Certainly, a lot of America’s self-perception, for good or ill, has come from its movies, from the tales of rugged, individualist cowboys on the open range to the Darwinism of gangster-infested inner cities. It’s not unreasonable to postulate that the same would be true for Ireland. And even if it isn’t, films about Ireland certainly affect non-Irish people’s image of Ireland.

So, how is Ireland looking these days, according to its movies, at least the ones we saw last week? To answer that, we first have to acknowledge that there are really four Irelands:

  • The Diaspora: Thanks to the Good Friday agreement, the Irish republic’s constitution has been amended to state that Ireland is a people, not a territory. This is significant when you consider that, due to generations of emigration, the vast majority of Irish live outside of Ireland. And their view of their homeland is often the one that predominates in other countries, particularly the United States. None of the films in this year’s festival really dealt with the Irish emigrant experience, and maybe that’s just as well, since these films can be awfully dreary (cf. Gold in the Streets, I Could Read the Sky, 2 by 4).

  • The North: Of course, Northern Ireland has its own unique modern history which, despite its geographical proximity to the other 26 counties, seems oddly remote to them. We had one entry that dealt with life in contemporary Belfast, The Most Fertile Man in Ireland. And what a different vision it provided when compared to such serious features of the past like In the Name of the Father, Some Mother’s Son, The Boxer or the shorts Ship of Fools and The Case of Majella McGinty. Even past films about The North with a light touch, such as Titanic Town and Sunset Heights, mined their humor in very dark places. But The Most Fertile Man in Ireland is played strictly for laughs. Tension between the communities is still there, and the Catholic protagonist still has to worry about getting a beating when he leaves home. But in this Belfast, he can date a Protestant woman and they are essentially free to attend each other’s mass or Glorious Twelfth celebrations. Most significantly, people on both sides of the divide who are still fighting for supremacy are the buffoons here. An interest (very) minor sub-theme both here and in When Brendan Met Trudy: gay Orangemen.

  • The Republic: Depending on whom you talk to, the provinces of the Irish republic a) have been completely transformed by the Celtic Tiger economy or b) have not changed at all in hundreds of years. In the short Therapy, Cork has kept up with Dublin’s techno-throbbing, stay-out-all-night club culture. But in The Birthday (which, in fairness, doesn’t really specify a time frame), things are just as melancholy and tragic and untouched by the modern world as ever. The documentary Ahakista shows Cork to be at once fully part of the modern world but still uniquely Irish in every sense of the word. But our most telling view comes from The Fifth Province which shows traditional Ireland coming face to face with European integration, not always to the comfort of the Irish.
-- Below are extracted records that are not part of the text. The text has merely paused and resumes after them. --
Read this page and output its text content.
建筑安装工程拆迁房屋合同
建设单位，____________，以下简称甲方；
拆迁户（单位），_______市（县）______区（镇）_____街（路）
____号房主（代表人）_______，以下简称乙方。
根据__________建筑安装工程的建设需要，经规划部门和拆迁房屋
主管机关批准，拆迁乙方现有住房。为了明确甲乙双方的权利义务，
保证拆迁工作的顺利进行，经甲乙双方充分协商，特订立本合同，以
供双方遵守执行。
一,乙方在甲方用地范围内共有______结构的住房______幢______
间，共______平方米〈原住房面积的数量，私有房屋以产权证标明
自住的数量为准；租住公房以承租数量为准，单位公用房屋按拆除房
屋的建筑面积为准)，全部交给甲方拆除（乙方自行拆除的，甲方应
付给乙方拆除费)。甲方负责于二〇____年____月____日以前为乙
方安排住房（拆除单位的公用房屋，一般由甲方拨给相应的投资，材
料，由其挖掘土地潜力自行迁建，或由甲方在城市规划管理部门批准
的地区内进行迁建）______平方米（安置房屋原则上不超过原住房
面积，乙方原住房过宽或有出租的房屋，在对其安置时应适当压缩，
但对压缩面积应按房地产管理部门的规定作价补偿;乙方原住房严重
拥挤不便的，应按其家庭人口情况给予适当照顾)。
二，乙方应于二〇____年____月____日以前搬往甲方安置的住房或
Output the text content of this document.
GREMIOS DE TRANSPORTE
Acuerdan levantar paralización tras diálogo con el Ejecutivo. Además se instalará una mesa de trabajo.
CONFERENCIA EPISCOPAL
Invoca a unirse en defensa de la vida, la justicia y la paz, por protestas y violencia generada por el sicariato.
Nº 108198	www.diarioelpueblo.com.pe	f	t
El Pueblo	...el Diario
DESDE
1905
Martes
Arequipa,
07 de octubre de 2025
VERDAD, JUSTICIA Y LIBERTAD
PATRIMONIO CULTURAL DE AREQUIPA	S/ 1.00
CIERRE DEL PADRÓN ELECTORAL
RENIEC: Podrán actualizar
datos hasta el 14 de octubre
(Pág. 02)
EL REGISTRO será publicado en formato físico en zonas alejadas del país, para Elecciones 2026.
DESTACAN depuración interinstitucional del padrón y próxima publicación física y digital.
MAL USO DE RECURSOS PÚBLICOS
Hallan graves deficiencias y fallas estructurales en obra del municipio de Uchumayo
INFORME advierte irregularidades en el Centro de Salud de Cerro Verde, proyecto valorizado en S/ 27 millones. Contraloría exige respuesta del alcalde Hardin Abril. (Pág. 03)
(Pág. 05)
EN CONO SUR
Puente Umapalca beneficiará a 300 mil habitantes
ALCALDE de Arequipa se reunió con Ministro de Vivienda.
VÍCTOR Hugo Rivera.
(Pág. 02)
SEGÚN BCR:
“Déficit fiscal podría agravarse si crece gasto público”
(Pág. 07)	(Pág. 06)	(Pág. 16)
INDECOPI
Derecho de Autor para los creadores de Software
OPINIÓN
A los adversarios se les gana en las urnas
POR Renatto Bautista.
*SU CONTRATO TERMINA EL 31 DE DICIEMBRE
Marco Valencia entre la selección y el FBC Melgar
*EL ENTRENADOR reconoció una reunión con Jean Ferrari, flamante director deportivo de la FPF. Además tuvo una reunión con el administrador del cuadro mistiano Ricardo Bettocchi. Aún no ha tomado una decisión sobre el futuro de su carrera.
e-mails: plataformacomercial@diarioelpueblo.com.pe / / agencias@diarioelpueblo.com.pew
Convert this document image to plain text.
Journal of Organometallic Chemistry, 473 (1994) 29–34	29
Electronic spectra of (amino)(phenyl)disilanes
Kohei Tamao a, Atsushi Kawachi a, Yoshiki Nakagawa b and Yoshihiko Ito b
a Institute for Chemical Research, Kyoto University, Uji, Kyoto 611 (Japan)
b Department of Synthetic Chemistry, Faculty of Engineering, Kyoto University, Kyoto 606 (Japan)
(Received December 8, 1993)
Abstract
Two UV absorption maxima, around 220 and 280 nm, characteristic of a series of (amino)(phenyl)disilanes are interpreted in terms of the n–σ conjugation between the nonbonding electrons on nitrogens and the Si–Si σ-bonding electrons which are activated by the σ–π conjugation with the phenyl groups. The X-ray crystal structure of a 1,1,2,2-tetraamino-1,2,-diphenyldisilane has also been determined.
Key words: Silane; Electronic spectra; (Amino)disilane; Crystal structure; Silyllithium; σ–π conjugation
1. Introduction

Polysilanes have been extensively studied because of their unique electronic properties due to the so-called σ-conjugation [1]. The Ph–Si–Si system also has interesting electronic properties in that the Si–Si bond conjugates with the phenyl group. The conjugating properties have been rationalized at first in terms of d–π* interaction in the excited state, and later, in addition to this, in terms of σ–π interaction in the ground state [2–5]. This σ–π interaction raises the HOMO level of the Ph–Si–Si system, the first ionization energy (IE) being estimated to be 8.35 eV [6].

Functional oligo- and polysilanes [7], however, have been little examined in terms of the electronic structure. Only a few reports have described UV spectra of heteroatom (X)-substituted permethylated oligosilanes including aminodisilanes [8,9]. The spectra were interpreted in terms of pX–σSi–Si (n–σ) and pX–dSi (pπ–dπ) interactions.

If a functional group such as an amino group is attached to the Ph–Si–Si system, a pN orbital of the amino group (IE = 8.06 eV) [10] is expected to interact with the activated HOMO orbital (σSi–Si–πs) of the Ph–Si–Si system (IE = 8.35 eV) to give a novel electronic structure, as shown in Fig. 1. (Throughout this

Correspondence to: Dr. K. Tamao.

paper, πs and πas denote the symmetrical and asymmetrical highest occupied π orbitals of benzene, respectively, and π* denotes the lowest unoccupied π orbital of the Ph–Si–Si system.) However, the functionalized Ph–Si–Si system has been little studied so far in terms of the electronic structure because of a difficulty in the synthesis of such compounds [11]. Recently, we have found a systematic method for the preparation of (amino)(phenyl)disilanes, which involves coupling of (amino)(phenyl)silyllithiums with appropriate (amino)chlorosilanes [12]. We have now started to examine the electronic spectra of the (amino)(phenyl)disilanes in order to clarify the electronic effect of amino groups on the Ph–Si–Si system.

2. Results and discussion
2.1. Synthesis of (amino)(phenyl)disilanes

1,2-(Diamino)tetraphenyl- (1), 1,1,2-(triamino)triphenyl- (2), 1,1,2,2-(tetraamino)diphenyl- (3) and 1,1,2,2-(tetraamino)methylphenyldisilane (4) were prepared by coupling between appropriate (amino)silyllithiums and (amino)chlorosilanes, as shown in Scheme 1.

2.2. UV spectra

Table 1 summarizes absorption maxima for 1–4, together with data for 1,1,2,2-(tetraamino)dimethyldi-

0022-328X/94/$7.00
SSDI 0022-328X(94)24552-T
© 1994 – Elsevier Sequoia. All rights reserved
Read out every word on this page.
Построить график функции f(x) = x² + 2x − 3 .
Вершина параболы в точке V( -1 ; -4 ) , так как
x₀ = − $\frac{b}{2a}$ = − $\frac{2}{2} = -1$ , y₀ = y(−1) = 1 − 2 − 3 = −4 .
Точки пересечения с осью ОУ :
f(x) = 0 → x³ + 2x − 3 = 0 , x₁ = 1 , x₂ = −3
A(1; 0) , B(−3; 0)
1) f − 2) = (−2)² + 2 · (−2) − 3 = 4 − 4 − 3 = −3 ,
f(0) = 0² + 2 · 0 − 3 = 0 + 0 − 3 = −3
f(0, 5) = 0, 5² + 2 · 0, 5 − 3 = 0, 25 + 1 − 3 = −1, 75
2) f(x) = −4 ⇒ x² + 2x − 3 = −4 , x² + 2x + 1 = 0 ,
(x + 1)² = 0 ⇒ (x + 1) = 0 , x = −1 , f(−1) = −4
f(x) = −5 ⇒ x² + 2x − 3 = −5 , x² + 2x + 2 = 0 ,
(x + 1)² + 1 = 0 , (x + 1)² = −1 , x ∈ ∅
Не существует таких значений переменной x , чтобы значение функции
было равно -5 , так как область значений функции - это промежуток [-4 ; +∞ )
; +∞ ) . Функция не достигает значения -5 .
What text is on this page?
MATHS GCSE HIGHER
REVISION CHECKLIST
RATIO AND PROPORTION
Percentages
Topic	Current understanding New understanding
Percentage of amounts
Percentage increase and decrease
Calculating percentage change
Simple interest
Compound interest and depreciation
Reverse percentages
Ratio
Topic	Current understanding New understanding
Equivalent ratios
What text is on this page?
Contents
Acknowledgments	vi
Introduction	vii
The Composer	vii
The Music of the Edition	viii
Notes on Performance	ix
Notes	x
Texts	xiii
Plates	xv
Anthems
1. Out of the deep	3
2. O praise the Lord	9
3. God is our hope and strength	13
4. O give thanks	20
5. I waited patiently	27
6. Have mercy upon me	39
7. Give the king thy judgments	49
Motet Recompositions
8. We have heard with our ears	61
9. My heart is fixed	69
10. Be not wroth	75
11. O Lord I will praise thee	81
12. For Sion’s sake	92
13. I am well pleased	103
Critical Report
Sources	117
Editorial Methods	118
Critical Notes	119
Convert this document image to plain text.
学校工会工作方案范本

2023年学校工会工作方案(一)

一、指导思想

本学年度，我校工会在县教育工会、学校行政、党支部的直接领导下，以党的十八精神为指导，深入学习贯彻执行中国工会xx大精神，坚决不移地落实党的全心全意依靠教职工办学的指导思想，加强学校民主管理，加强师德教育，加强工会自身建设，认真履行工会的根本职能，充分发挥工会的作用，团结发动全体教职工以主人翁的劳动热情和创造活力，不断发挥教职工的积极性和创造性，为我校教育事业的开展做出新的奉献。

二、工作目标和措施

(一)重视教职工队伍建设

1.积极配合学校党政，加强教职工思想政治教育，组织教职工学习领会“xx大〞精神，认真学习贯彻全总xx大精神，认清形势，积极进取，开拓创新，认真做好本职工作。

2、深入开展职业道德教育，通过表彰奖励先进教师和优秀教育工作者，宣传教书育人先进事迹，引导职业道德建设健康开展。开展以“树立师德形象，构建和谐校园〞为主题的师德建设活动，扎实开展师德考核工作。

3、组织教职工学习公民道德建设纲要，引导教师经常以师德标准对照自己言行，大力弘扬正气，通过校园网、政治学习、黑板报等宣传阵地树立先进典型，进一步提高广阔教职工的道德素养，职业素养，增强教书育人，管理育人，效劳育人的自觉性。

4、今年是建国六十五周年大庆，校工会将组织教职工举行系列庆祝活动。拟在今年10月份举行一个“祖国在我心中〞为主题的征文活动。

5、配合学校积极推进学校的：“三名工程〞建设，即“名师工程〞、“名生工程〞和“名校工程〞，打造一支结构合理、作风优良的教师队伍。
  • Dublin: Like most other European capitals, this city is really a world apart from the provinces that surround it. And this is the Ireland that got the fullest examination in the festival. The short documentaries in particular display Dublin’s ordinary neighborhoods and their quirky characters, from the principled and stubborn subject of Essie’s Last Stand to the idiosyncratic owner of The Nook. And the dark side of Temple Bar nightlife got a memorable examination in Flick. But the Dublin that sticks in the mind is the affluent and vital city that we saw in the documentary To Russia with Love and, particularly, the romantic comedy About Adam. This isn’t the gritty (and sometimes dangerous) city of dashed hopes that we know from The Commitments, Family, The General and Agnes Browne. This is a town where women are dressed to the nines, the men drive classic Jaguars, there is a party every night, and you only have to walk up the nearby mountains for gorgeous views of a glittering city. What would James Joyce think?